Maybe in the future this is solved by Whisper (probably not information on it not yet available...?), but for the now what could be ways to achieve this?
Is something like this doable:
- Party A sends an encryption key, without decryption key, cannot be normal private-key, to contract
- Party B sends an encryption key
- Party A encrypts the secret for Party B using B's encryption key from the contract
- Party A stores the encrypted secret in the contract
- Party B does the same
- Party A decrypts the encrypted secret, stored by B, from the contract using their decryption key
Does Ethereum have something akin Bitcoin "Sign message" so you could simply use public Ethereum addresses as identity?
0 ·
Comments
Ethereum addresses are just secp256k public keys checksummed i think.. I.e. you can sign stuff with them, well, that is what you do when you make a transaction. Afaik the gui doesnt expose 'just sign this thing', nor afaik do the APIs.(Keep your private keys private?!) Actually some approaches to proof-of-data-storag(edited:.. strike up incomplete sentence that ended in there
Well maybe
KeyPair
in the go pipe thing, probably would have to look at eth-go code to figure it out though.Do you want parties to commit to something? You could use the hash of the data for that, and when the actual data shows up, the contract could check it.

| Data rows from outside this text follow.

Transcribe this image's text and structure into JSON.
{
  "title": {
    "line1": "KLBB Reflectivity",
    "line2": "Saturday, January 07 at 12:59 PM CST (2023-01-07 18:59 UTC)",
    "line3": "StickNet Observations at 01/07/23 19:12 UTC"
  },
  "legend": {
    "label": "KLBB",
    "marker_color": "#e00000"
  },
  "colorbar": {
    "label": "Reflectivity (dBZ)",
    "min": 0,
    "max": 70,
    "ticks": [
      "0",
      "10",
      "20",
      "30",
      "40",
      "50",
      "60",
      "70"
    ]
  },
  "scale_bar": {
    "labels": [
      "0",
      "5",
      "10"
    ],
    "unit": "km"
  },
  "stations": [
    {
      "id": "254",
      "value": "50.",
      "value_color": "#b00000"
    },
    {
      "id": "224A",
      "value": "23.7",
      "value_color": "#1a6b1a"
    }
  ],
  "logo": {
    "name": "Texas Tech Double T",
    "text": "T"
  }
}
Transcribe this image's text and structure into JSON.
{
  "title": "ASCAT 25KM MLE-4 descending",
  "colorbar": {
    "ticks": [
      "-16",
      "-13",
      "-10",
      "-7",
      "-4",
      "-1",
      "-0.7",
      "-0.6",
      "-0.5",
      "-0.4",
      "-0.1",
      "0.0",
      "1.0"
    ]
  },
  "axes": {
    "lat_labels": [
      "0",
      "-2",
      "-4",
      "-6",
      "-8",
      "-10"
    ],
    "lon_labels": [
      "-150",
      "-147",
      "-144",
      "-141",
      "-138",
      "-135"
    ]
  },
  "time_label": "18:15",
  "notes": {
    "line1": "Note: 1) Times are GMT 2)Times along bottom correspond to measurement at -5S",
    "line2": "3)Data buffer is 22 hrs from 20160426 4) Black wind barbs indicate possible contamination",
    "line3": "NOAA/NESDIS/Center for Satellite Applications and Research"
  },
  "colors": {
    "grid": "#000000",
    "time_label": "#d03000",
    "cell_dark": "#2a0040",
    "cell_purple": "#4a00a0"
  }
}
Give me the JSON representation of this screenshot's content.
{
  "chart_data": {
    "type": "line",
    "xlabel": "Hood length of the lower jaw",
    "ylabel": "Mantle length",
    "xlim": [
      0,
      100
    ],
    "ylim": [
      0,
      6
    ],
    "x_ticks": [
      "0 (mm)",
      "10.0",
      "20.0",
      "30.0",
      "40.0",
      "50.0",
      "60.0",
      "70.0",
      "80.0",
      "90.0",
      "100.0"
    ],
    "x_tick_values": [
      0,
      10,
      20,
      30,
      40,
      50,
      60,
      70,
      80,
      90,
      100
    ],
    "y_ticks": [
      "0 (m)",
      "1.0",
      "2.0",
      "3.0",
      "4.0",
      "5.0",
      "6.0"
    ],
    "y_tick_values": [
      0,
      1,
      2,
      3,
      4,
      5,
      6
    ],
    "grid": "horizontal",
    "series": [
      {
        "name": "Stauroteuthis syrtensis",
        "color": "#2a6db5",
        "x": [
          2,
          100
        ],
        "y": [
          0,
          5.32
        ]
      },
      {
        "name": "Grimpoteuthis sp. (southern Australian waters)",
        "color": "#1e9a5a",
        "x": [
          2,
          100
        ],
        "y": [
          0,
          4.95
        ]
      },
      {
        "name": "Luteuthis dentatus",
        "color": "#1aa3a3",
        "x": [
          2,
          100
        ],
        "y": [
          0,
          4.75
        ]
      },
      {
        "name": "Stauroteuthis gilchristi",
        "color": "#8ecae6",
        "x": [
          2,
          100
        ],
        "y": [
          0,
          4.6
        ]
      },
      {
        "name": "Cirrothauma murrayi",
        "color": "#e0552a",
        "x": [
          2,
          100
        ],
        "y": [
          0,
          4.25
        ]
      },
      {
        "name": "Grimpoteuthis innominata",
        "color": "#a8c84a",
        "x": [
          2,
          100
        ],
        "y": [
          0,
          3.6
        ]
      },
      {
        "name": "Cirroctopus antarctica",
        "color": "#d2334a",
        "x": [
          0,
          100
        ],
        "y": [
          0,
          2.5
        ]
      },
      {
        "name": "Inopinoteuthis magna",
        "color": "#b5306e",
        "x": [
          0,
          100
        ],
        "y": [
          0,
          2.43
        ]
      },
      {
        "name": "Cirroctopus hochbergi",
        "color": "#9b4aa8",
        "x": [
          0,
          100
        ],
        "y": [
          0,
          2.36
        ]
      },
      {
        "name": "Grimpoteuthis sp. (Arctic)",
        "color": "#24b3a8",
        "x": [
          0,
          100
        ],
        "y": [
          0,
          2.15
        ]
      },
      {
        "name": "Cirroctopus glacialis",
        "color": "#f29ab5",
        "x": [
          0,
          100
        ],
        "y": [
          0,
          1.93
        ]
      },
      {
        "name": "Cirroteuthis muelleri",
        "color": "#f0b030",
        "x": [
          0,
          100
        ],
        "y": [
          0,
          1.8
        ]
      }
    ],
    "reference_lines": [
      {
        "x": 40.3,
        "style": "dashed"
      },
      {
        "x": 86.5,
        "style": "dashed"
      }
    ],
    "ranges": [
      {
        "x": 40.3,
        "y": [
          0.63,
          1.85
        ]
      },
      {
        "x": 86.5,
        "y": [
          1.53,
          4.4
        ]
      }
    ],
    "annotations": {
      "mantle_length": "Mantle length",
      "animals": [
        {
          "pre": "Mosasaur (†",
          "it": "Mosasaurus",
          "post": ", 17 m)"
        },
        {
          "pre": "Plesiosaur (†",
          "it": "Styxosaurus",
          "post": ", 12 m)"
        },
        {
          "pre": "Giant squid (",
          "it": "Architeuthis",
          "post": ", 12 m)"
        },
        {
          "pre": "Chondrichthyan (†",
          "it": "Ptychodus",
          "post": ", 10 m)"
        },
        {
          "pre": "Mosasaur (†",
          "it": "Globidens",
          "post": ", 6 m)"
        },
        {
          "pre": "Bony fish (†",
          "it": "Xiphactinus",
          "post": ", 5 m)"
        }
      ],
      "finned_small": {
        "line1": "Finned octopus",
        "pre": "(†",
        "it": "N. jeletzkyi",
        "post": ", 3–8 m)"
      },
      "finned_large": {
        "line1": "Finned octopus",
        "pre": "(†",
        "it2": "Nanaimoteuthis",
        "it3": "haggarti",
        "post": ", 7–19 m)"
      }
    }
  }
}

Looks like there is even a ready example for Python how to use SECP256K to encrypt and decrypt messages - straight from BitMessage:
https://github.com/Bitmessage/PyBitmessage/blob/master/src/highlevelcrypto.py#L22
... so basically if the contract has two parties, both of their public addresses known in the contract, one can store messages (secret tokens) on the contract only the party with the corresponding Ethereum address private key can read.